Because it is necessary to allow sufficient space for the pipes and valves in order to allow access to these pipes and valves, the storage capacity of the tank must be reduced relative to the space available, in order that the tank assembly, including the pipes and vessels, can fit into the space available on the vehicle wheel well.
A further problem associated with existing storage tanks for storing cryogenic liquids is that cold tracking is possible through the neck of the vessel which leads to ice formation. This occurs because the inner vessel is generally fixed to the outer vessel at one end thus allowing the opposite end of the inner vessel to expand or contract relative to the outer vessel, as appropriate depending on the state of the cryogenic liquid within the tank. Cold tracking may therefore take place across points of contact between the inner vessel and the outer vessel.

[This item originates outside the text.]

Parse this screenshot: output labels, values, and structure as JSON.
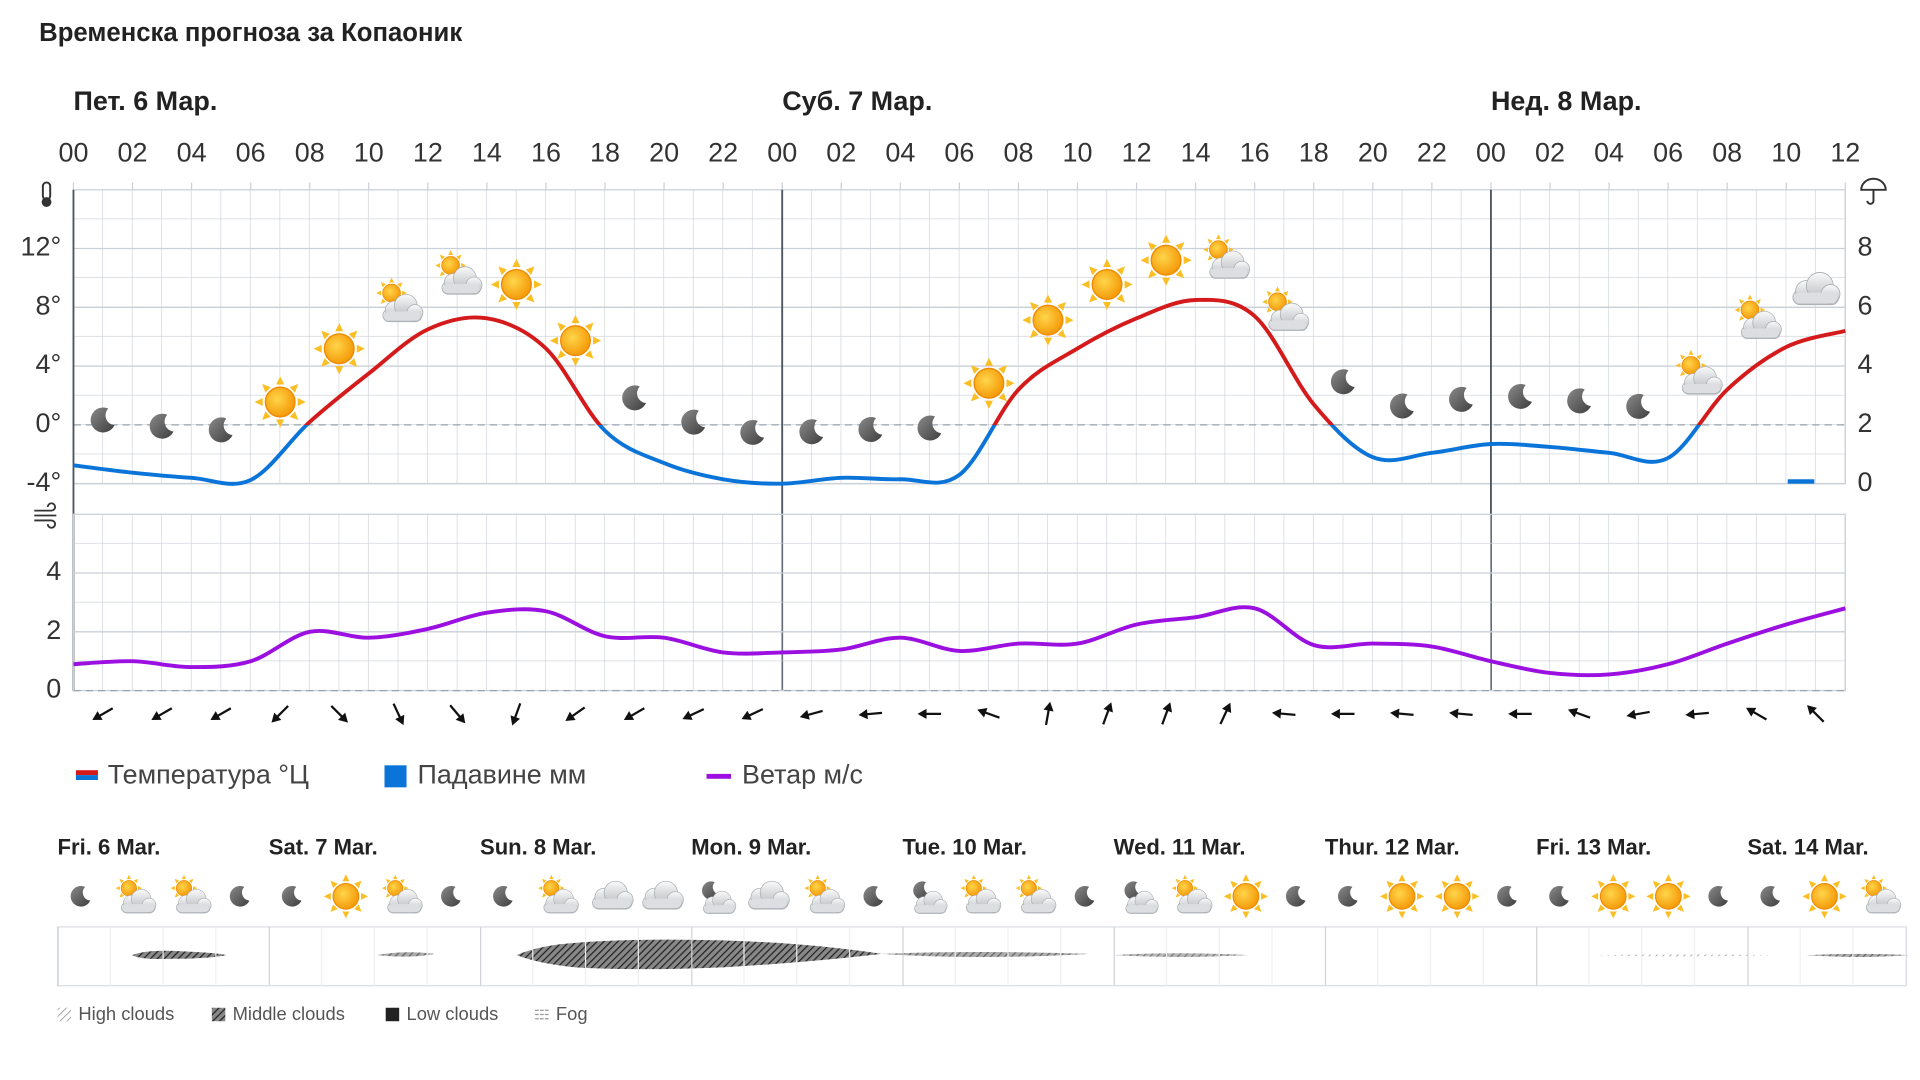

Cold tracking is a term used to describe the effect of a thermal gradient between a cold surface and a warmer surface. This means that in the case of double skinned cryogenic storage tanks, at any point where there is contact between a cold surface and a warmer surface, the temperature of the warmer surface will be reduced due to cold tracking, which in turn results in the temperature within the tank increasing. This is disadvantageous because the temperature of the liquid stored in the cryogenic tank will rise as a result of the cold tracking, causing the liquid to vaporise. This leads to the pressure within the cryogenic tank increasing.

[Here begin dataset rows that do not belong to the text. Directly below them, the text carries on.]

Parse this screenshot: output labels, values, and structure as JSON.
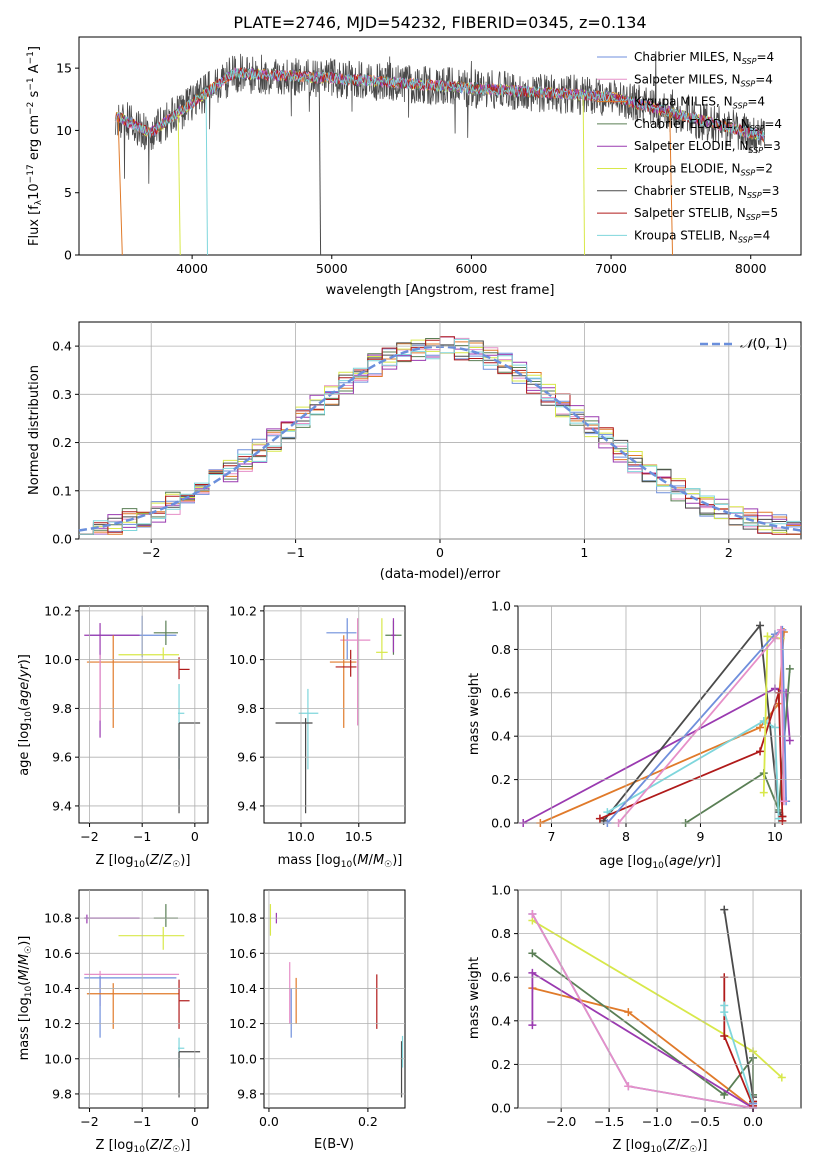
{
  "chart_data": [
    {
      "id": "spectrum",
      "type": "line",
      "title": "PLATE=2746, MJD=54232, FIBERID=0345, z=0.134",
      "xlabel": "wavelength [Angstrom, rest frame]",
      "ylabel": "Flux [f",
      "xlim": [
        3190,
        8360
      ],
      "ylim": [
        0,
        17.5
      ],
      "xticks": [
        4000,
        5000,
        6000,
        7000,
        8000
      ],
      "yticks": [
        0,
        5,
        10,
        15
      ],
      "legend": {
        "placement": "right",
        "entries": [
          {
            "name": "Chabrier MILES, N",
            "nssp": "=4",
            "color": "#6f8fdc"
          },
          {
            "name": "Salpeter MILES, N",
            "nssp": "=4",
            "color": "#e68fc8"
          },
          {
            "name": "Kroupa MILES, N",
            "nssp": "=4",
            "color": "#e07a2a"
          },
          {
            "name": "Chabrier ELODIE, N",
            "nssp": "=4",
            "color": "#5a7f55"
          },
          {
            "name": "Salpeter ELODIE, N",
            "nssp": "=3",
            "color": "#9a3ab0"
          },
          {
            "name": "Kroupa ELODIE, N",
            "nssp": "=2",
            "color": "#d8e84a"
          },
          {
            "name": "Chabrier STELIB, N",
            "nssp": "=3",
            "color": "#4a4a4a"
          },
          {
            "name": "Salpeter STELIB, N",
            "nssp": "=5",
            "color": "#b01a1a"
          },
          {
            "name": "Kroupa STELIB, N",
            "nssp": "=4",
            "color": "#7fd6dc"
          }
        ]
      },
      "series_overview": {
        "start": 3450,
        "start_flux": 11.2,
        "dip_3700_flux": 9.8,
        "plateau_4300_flux": 14.6,
        "mid_5000_flux": 14.2,
        "mid_6000_flux": 13.4,
        "mid_7000_flux": 12.7,
        "end": 8100,
        "end_flux": 9.5
      }
    },
    {
      "id": "residuals",
      "type": "histogram",
      "xlabel": "(data-model)/error",
      "ylabel": "Normed distribution",
      "xlim": [
        -2.5,
        2.5
      ],
      "ylim": [
        0,
        0.45
      ],
      "xticks": [
        -2,
        -1,
        0,
        1,
        2
      ],
      "yticks": [
        0.0,
        0.1,
        0.2,
        0.3,
        0.4
      ],
      "legend": {
        "placement": "top-right",
        "label": "(0, 1)"
      },
      "grid": true
    },
    {
      "id": "age_vs_Z",
      "type": "errorbar",
      "xlabel": "Z [log",
      "ylabel": "age  [log",
      "xlim": [
        -2.2,
        0.25
      ],
      "ylim": [
        9.33,
        10.22
      ],
      "xticks": [
        -2,
        -1,
        0
      ],
      "yticks": [
        9.4,
        9.6,
        9.8,
        10.0,
        10.2
      ],
      "points": [
        {
          "x": -1.0,
          "xl": -2.0,
          "xh": -0.35,
          "y": 10.1,
          "yl": 10.01,
          "yh": 10.18,
          "color": "#6f8fdc"
        },
        {
          "x": -1.8,
          "xl": -2.1,
          "xh": -1.05,
          "y": 10.1,
          "yl": 9.68,
          "yh": 10.15,
          "color": "#9a3ab0"
        },
        {
          "x": -0.55,
          "xl": -0.78,
          "xh": -0.32,
          "y": 10.11,
          "yl": 10.06,
          "yh": 10.16,
          "color": "#5a7f55"
        },
        {
          "x": -1.55,
          "xl": -2.05,
          "xh": -0.3,
          "y": 9.99,
          "yl": 9.72,
          "yh": 10.1,
          "color": "#e07a2a"
        },
        {
          "x": -0.6,
          "xl": -1.45,
          "xh": -0.3,
          "y": 10.02,
          "yl": 10.0,
          "yh": 10.05,
          "color": "#d8e84a"
        },
        {
          "x": -0.3,
          "xl": -0.3,
          "xh": -0.1,
          "y": 9.96,
          "yl": 9.92,
          "yh": 10.01,
          "color": "#b01a1a"
        },
        {
          "x": -0.3,
          "xl": -0.32,
          "xh": -0.2,
          "y": 9.78,
          "yl": 9.55,
          "yh": 9.9,
          "color": "#7fd6dc"
        },
        {
          "x": -0.3,
          "xl": -0.3,
          "xh": 0.1,
          "y": 9.74,
          "yl": 9.37,
          "yh": 9.74,
          "color": "#4a4a4a"
        },
        {
          "x": -1.8,
          "xl": -1.8,
          "xh": -1.8,
          "y": 10.0,
          "yl": 9.75,
          "yh": 10.02,
          "color": "#e68fc8"
        }
      ]
    },
    {
      "id": "age_vs_mass",
      "type": "errorbar",
      "xlabel": "mass [log",
      "ylabel": "",
      "xlim": [
        9.68,
        10.9
      ],
      "ylim": [
        9.33,
        10.22
      ],
      "xticks": [
        10.0,
        10.5
      ],
      "yticks": [
        9.4,
        9.6,
        9.8,
        10.0,
        10.2
      ],
      "points": [
        {
          "x": 10.4,
          "xl": 10.22,
          "xh": 10.48,
          "y": 10.11,
          "yl": 10.0,
          "yh": 10.17,
          "color": "#6f8fdc"
        },
        {
          "x": 10.49,
          "xl": 10.34,
          "xh": 10.6,
          "y": 10.08,
          "yl": 9.73,
          "yh": 10.17,
          "color": "#e68fc8"
        },
        {
          "x": 10.37,
          "xl": 10.25,
          "xh": 10.48,
          "y": 9.99,
          "yl": 9.72,
          "yh": 10.1,
          "color": "#e07a2a"
        },
        {
          "x": 10.8,
          "xl": 10.73,
          "xh": 10.87,
          "y": 10.1,
          "yl": 10.02,
          "yh": 10.16,
          "color": "#5a7f55"
        },
        {
          "x": 10.8,
          "xl": 10.78,
          "xh": 10.82,
          "y": 10.1,
          "yl": 10.03,
          "yh": 10.17,
          "color": "#9a3ab0"
        },
        {
          "x": 10.7,
          "xl": 10.65,
          "xh": 10.75,
          "y": 10.03,
          "yl": 10.0,
          "yh": 10.17,
          "color": "#d8e84a"
        },
        {
          "x": 10.43,
          "xl": 10.3,
          "xh": 10.48,
          "y": 9.97,
          "yl": 9.93,
          "yh": 10.04,
          "color": "#b01a1a"
        },
        {
          "x": 10.06,
          "xl": 9.98,
          "xh": 10.15,
          "y": 9.78,
          "yl": 9.55,
          "yh": 9.88,
          "color": "#7fd6dc"
        },
        {
          "x": 10.04,
          "xl": 9.78,
          "xh": 10.1,
          "y": 9.74,
          "yl": 9.37,
          "yh": 9.76,
          "color": "#4a4a4a"
        }
      ]
    },
    {
      "id": "weight_vs_age",
      "type": "line",
      "xlabel": "age  [log",
      "ylabel": "mass weight",
      "xlim": [
        6.55,
        10.35
      ],
      "ylim": [
        0,
        1.0
      ],
      "xticks": [
        7,
        8,
        9,
        10
      ],
      "yticks": [
        0.0,
        0.2,
        0.4,
        0.6,
        0.8,
        1.0
      ],
      "grid": true,
      "series": [
        {
          "color": "#e07a2a",
          "x": [
            6.85,
            9.8,
            10.05,
            10.12
          ],
          "y": [
            0.0,
            0.44,
            0.55,
            0.88
          ]
        },
        {
          "color": "#9a3ab0",
          "x": [
            6.62,
            10.0,
            10.15,
            10.2
          ],
          "y": [
            0.0,
            0.62,
            0.6,
            0.38
          ]
        },
        {
          "color": "#4a4a4a",
          "x": [
            7.7,
            9.8,
            10.05,
            10.1
          ],
          "y": [
            0.01,
            0.91,
            0.05,
            0.03
          ]
        },
        {
          "color": "#5a7f55",
          "x": [
            8.8,
            9.85,
            10.05,
            10.2
          ],
          "y": [
            0.0,
            0.23,
            0.06,
            0.71
          ]
        },
        {
          "color": "#7fd6dc",
          "x": [
            7.75,
            9.85,
            10.0,
            10.05
          ],
          "y": [
            0.05,
            0.47,
            0.44,
            0.02
          ]
        },
        {
          "color": "#b01a1a",
          "x": [
            7.65,
            9.8,
            10.05,
            10.1,
            10.1
          ],
          "y": [
            0.02,
            0.33,
            0.6,
            0.03,
            0.01
          ]
        },
        {
          "color": "#d8e84a",
          "x": [
            9.85,
            9.9,
            10.08
          ],
          "y": [
            0.14,
            0.86,
            0.85
          ]
        },
        {
          "color": "#6f8fdc",
          "x": [
            7.75,
            10.0,
            10.1,
            10.15
          ],
          "y": [
            0.0,
            0.87,
            0.89,
            0.1
          ]
        },
        {
          "color": "#e68fc8",
          "x": [
            7.9,
            10.0,
            10.08,
            10.12
          ],
          "y": [
            0.0,
            0.85,
            0.89,
            0.1
          ]
        }
      ]
    },
    {
      "id": "mass_vs_Z",
      "type": "errorbar",
      "xlabel": "Z [log",
      "ylabel": "mass [log",
      "xlim": [
        -2.2,
        0.25
      ],
      "ylim": [
        9.72,
        10.96
      ],
      "xticks": [
        -2,
        -1,
        0
      ],
      "yticks": [
        9.8,
        10.0,
        10.2,
        10.4,
        10.6,
        10.8
      ],
      "points": [
        {
          "x": -2.05,
          "xl": -2.1,
          "xh": -1.05,
          "y": 10.8,
          "yl": 10.77,
          "yh": 10.82,
          "color": "#9a3ab0"
        },
        {
          "x": -0.55,
          "xl": -0.78,
          "xh": -0.32,
          "y": 10.8,
          "yl": 10.75,
          "yh": 10.88,
          "color": "#5a7f55"
        },
        {
          "x": -0.6,
          "xl": -1.45,
          "xh": -0.2,
          "y": 10.7,
          "yl": 10.62,
          "yh": 10.75,
          "color": "#d8e84a"
        },
        {
          "x": -1.8,
          "xl": -2.1,
          "xh": -0.3,
          "y": 10.48,
          "yl": 10.3,
          "yh": 10.5,
          "color": "#e68fc8"
        },
        {
          "x": -1.8,
          "xl": -2.1,
          "xh": -0.35,
          "y": 10.46,
          "yl": 10.12,
          "yh": 10.47,
          "color": "#6f8fdc"
        },
        {
          "x": -1.55,
          "xl": -2.05,
          "xh": -0.3,
          "y": 10.37,
          "yl": 10.17,
          "yh": 10.43,
          "color": "#e07a2a"
        },
        {
          "x": -0.3,
          "xl": -0.3,
          "xh": -0.1,
          "y": 10.33,
          "yl": 10.17,
          "yh": 10.45,
          "color": "#b01a1a"
        },
        {
          "x": -0.3,
          "xl": -0.32,
          "xh": -0.2,
          "y": 10.06,
          "yl": 9.95,
          "yh": 10.12,
          "color": "#7fd6dc"
        },
        {
          "x": -0.3,
          "xl": -0.3,
          "xh": 0.1,
          "y": 10.04,
          "yl": 9.78,
          "yh": 10.04,
          "color": "#4a4a4a"
        }
      ]
    },
    {
      "id": "mass_vs_ebv",
      "type": "errorbar",
      "xlabel": "E(B-V)",
      "ylabel": "",
      "xlim": [
        -0.01,
        0.275
      ],
      "ylim": [
        9.72,
        10.96
      ],
      "xticks": [
        0.0,
        0.2
      ],
      "yticks": [
        9.8,
        10.0,
        10.2,
        10.4,
        10.6,
        10.8
      ],
      "points": [
        {
          "x": 0.003,
          "y": 10.8,
          "yl": 10.7,
          "yh": 10.88,
          "color": "#d8e84a"
        },
        {
          "x": 0.015,
          "y": 10.8,
          "yl": 10.77,
          "yh": 10.83,
          "color": "#9a3ab0"
        },
        {
          "x": 0.042,
          "y": 10.4,
          "yl": 10.2,
          "yh": 10.55,
          "color": "#e68fc8"
        },
        {
          "x": 0.045,
          "y": 10.3,
          "yl": 10.12,
          "yh": 10.4,
          "color": "#6f8fdc"
        },
        {
          "x": 0.055,
          "y": 10.33,
          "yl": 10.2,
          "yh": 10.46,
          "color": "#e07a2a"
        },
        {
          "x": 0.218,
          "y": 10.33,
          "yl": 10.17,
          "yh": 10.48,
          "color": "#b01a1a"
        },
        {
          "x": 0.268,
          "y": 9.95,
          "yl": 9.78,
          "yh": 10.1,
          "color": "#4a4a4a"
        },
        {
          "x": 0.27,
          "y": 10.05,
          "yl": 9.95,
          "yh": 10.13,
          "color": "#7fd6dc"
        }
      ]
    },
    {
      "id": "weight_vs_Z",
      "type": "line",
      "xlabel": "Z [log",
      "ylabel": "mass weight",
      "xlim": [
        -2.45,
        0.5
      ],
      "ylim": [
        0,
        1.0
      ],
      "xticks": [
        -2.0,
        -1.5,
        -1.0,
        -0.5,
        0.0
      ],
      "yticks": [
        0.0,
        0.2,
        0.4,
        0.6,
        0.8,
        1.0
      ],
      "grid": true,
      "series": [
        {
          "color": "#d8e84a",
          "x": [
            -2.3,
            0.0,
            0.3
          ],
          "y": [
            0.86,
            0.26,
            0.14
          ]
        },
        {
          "color": "#e07a2a",
          "x": [
            -2.3,
            -1.3,
            0.0
          ],
          "y": [
            0.55,
            0.44,
            0.0
          ]
        },
        {
          "color": "#5a7f55",
          "x": [
            -2.3,
            -0.3,
            0.0,
            0.0
          ],
          "y": [
            0.71,
            0.06,
            0.23,
            0.06
          ]
        },
        {
          "color": "#9a3ab0",
          "x": [
            -2.3,
            -2.3,
            0.0
          ],
          "y": [
            0.38,
            0.62,
            0.0
          ]
        },
        {
          "color": "#4a4a4a",
          "x": [
            -0.3,
            0.0,
            0.0
          ],
          "y": [
            0.91,
            0.05,
            0.03
          ]
        },
        {
          "color": "#b01a1a",
          "x": [
            -0.3,
            -0.3,
            0.0,
            0.0
          ],
          "y": [
            0.6,
            0.33,
            0.01,
            0.03
          ]
        },
        {
          "color": "#7fd6dc",
          "x": [
            -0.3,
            -0.3,
            0.0
          ],
          "y": [
            0.47,
            0.44,
            0.02
          ]
        },
        {
          "color": "#6f8fdc",
          "x": [
            -2.3,
            -1.3,
            0.0,
            0.0
          ],
          "y": [
            0.89,
            0.1,
            0.0,
            0.02
          ]
        },
        {
          "color": "#e68fc8",
          "x": [
            -2.3,
            -1.3,
            0.0
          ],
          "y": [
            0.89,
            0.1,
            0.0
          ]
        }
      ]
    }
  ]
}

Another problem with existing storage tanks is that because tanks are generally designed to be mounted vertically but then are mounted horizontally for vehicular use, manifolds connecting pipework into and out of the storage tank may be submerged by cryogenic liquid during use of the tank. This is undesirable, as it increases cold tracking.
Another problem with existing storage tanks for storing cryogenics liquids is that is can be possible, under certain circumstances, to overfill the storage tank with the cryogenic liquid. This can lead to a build up of pressure within the tank, if, for example the liquid expands due to solar heat gain.
In order to prevent overfilling, it is known to use an ullage management system comprising one or more ullage chambers or tubular vessels which initially prevent liquid flowing into the storage tank from entering the interior of the ullage chamber or tubular vessel. This means that once the remainder of the tank, not including the volume defined by the ullage management system, is filled with the cryogenic liquid, a detector may indicate to a user that the tank is full. The user may then stop filling the tank with further cryogenic liquid.
The ullage management system allows the liquid to slowly enter the ullage chamber or vessel after the tank has been filled thus creating a volume in the inner tank that is empty, and that is therefore available for expansion should the temperature conditions within the tank result in the liquid expanding. This helps to prevent the pressure in the tank from increasing.